Multidimensional LC-MS instruments enable rapid and automated characterization of biopharmaceuticals with the ability to online fractionate from various 1D chromatographic methods. Depending on the first dimension, these versatile systems lead to the possibility to support in multiple phases of mAb process, drug, and formulation development. Nevertheless, current mD-LC-MS instruments have limitations; therefore, they are in a continuous state of development. In this study, we addressed the major challenges of recent mD-LC-MS systems and unveiled our latest solutions. We improved the entire system setup and evolved the multidimensional HPLC system to a state-of-the-art UPLC system.
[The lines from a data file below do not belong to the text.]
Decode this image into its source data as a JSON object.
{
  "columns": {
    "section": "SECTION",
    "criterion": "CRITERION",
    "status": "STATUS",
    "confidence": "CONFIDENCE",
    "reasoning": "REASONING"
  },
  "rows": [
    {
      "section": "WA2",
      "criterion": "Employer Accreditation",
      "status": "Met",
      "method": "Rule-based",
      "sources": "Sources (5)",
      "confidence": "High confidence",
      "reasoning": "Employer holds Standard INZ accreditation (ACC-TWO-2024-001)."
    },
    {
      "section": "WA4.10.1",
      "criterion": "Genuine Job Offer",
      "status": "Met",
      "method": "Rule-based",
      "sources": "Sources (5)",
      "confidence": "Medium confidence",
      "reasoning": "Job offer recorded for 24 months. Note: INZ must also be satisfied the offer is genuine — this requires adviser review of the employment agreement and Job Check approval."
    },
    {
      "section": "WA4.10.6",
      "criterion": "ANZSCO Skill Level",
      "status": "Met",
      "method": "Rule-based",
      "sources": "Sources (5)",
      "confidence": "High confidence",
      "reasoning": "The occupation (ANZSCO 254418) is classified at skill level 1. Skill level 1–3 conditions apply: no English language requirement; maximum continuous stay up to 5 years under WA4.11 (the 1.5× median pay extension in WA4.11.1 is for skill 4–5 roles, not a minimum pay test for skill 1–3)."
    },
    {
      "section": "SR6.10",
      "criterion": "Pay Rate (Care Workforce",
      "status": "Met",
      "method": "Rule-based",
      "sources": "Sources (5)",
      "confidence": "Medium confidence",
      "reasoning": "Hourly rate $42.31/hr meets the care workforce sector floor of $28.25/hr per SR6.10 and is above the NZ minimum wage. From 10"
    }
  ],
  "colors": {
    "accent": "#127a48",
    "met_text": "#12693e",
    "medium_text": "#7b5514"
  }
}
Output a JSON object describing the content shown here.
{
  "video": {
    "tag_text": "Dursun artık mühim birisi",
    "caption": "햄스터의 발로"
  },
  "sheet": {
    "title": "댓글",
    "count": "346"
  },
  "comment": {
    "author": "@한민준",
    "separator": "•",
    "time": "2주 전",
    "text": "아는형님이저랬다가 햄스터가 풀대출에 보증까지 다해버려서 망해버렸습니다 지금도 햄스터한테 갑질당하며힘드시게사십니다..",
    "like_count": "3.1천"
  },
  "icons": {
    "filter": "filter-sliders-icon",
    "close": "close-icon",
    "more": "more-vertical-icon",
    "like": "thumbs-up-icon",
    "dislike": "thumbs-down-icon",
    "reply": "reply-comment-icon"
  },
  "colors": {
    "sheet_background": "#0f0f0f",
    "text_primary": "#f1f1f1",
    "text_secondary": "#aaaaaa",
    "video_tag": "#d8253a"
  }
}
This enhanced design allows a free column selection for peptide mapping analysis including UPLC columns (≤1300 bar), which can increase peak performance and improve mAb characterization. Additionally, this allows the transfer of established, routine UPLC-MS peptide mapping methods onto the mD-UPLC-MS/MS system. Therefore, an optimized method can be used and a convenient comparison between the on- and offline data is possible. Furthermore, this setup allows the implementation of a novel in-parallel IMER (trypsin; LysC) digestion setup. This setup was incorporated without compromising analysis time or exceeding the IMER pressure limits (<170 bar). We could demonstrate in our case study that this enables the identification of a very low retentive ethylene oxide-modified peptide, which can occur during mAb production. Another advantage of the parallel digestion setup is that a unique trypsin and a LysC peptide can be received. This increases the likelihood of PTM characterization and the obtained sequence coverage. With the increasing number of more complex bispecific mAbs, in-parallel digestion can be a significant advantage for PTM characterization. To enhance the detection of low retentive peptides and increase the obtained sequence coverage, we incorporated an acetonitrile dilution step prior peptide trapping. Compared to recent mD-LC-MS systems, this approach enables to adjust the acetonitrile concentration to a minimum of 1%, which is equal to the offline method. This study further demonstrates the value of this system for the pharmaceutical industry as all 12 measurements can be accomplished fully automated in under 18 h. Given these improvements, the introduced system provides a fast and reliable methodology and increases the efficiency of routine mAb characterization.